This is my third visit to Cuzco (earlier trips in 1985 & 1993) and Judy was with me on the latter trip so we gave most of the Incan monuments a miss. They have become very expensive and crowded (especially Macchu Picchu). I made an early morning visit to Sacsayhuaman, the hilltop fortress/shrine above Cuzco before the crowds arrived.
Cuzco in the early morning from Sacsayhuaman
The church of Santo Domingo built onto the superbly curved walls of Coricancha, the Incan temple of gold, a shrine to the sun. My favourite structure in Cuzco with the finest stonework of all the existing buildings. The builders used three types of rock - black polished andesite, light green diorite, and dull grey/green limestone.
Exterior wall of Coricancha/Santo Domingo
A single stone with 14 angles, part of a trapezoidal doorway - an amazing piece of stone-cutting and engineering.
The smallest fitting stone in Cuzco (1cm square)
Coricancha - one of the ceremonial buildings
Calle Laredo, with its fine andesite walls. Oh hum...what´s all the fuss about? A bored donkey and sleepy dog are sick of the hordes of tourists crowding the city.
The famous 12-angled stone, fitting neatly into a alley wall.
Adrian and Stefan, Swiss cyclists, leaving Hospedaje Estrellita, a refuge for tired and dirty cyclists in Cuzco. These two guys were the best-dressed and equipped cyclists we´d come across in our travels. Don Quixote and Sancho Panza look a desperate duo among these illustrious lycra-clad riders.

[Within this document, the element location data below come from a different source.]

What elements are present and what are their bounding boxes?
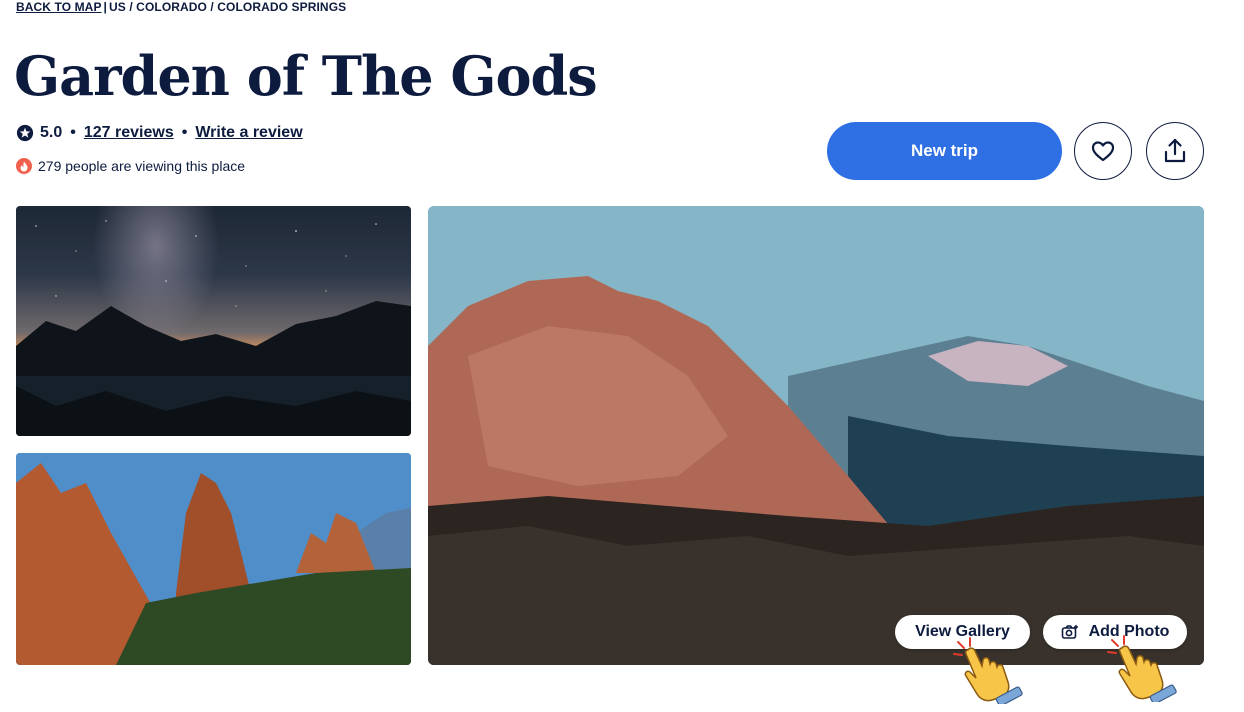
main-landscape-image [428,206,1204,665]
photo-main-garden-of-gods[interactable] [428,206,1204,665]
camera-add-icon [1061,625,1078,639]
share-button[interactable] [1146,122,1204,180]
pointer-hand-icon [953,637,1023,704]
viewing-text: 279 people are viewing this place [38,158,246,174]
star-icon [16,124,34,142]
night-lake-image [16,220,411,436]
reviews-link[interactable]: 127 reviews [84,124,174,142]
separator-dot: • [70,124,76,141]
pointer-hand-icon [1107,635,1177,702]
breadcrumb-separator: | [103,0,108,14]
fire-icon [16,158,32,174]
rating-value: 5.0 [40,124,63,141]
back-to-map-link[interactable]: BACK TO MAP [16,0,102,14]
heart-icon [1091,141,1115,162]
photo-thumbnail-night-lake[interactable] [16,206,411,436]
photo-thumbnail-red-rocks[interactable] [16,453,411,665]
page-title: Garden of The Gods [14,44,598,108]
viewing-indicator: 279 people are viewing this place [16,158,245,174]
breadcrumb: BACK TO MAP | US / COLORADO / COLORADO SPR… [16,0,346,14]
new-trip-button[interactable]: New trip [827,122,1062,180]
share-icon [1164,138,1186,163]
red-rocks-image [16,453,411,665]
breadcrumb-path: US / COLORADO / COLORADO SPRINGS [109,0,347,14]
favorite-button[interactable] [1074,122,1132,180]
write-review-link[interactable]: Write a review [195,124,302,142]
rating-row: 5.0 • 127 reviews • Write a review [16,124,303,142]
separator-dot: • [181,124,188,141]
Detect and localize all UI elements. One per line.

For cyclists, Estrellita is on Calle Tullamayo 445 (30 soles dbl room with breakfast). Very friendly and helpful staff and an ideal place to meet other cyclists and share information on the roads ahead.
Scenery between Cuzco and Pisac
Ancient terracing on the hills above Pisac
We felt like a break from the sierra and the bikes so we took a local bus over the Andes and into the jungle near Manu National Park. Hitched from Pilcopate to the Madre de Dios river on a truck amd met up witha tour group. We spent 4 days in the lush green world, a welcome respite from the dry cold and dusty mountains.
There´s prolific birdlife in the Rio Alto Madre de Dios.
This is a blue-fronted jacamar, a relative of the kingfisher family.
...and this is a yellow-headed Judii shitscaredis, a relative of the chicken family. At Erica Lodge we went cable gliding through the jungle canopy. Not normally our thing but it was a chance to get high in the jungle. Judy almost piked out on the first flight into the green but was gently persuaded (not pushed) to take the plunge.
Jude in full flight (or fool fright)
The group from Erika Lodge (a friendly and fun crowd) on small rafts drifting about on Macahuasi Lake, a short walk from the Madre de Dios river.
Lots of birds by the small lake - including the Oro pendula with its intriguing hanging nests, the raucous and clumsy hoatzins, kingfishers, herons and flycatchers. Unfortunately we just missed a female capybara plunge into the water to safety with her baby. It´s the largest rodent in the world and very difficult to see. All we heard was the big splash. Because of the rain we also missed seeing 3 species of parrots and macaws on a clay lick downstream on the Madre de Dios. We had also hoped to see the flamboyant and oddly-named Gallito de Roca or Cock of the Rock higher up in the cloud forest but we were too early in the day for the elusive bird.
So too early for the cock, too noisy for the capybara, and too wet for the parrots. I guess the latter always like to keep dry... and remain polly-unsaturated.
Jungle vegetation along the Alto Madre de Dios
Back to Cuzco via the cloud forest on the eastern slopes of the Andes at 1500m.
Botanical specimens from the cloud forest. Splashes of brilliant colours in a vast green world.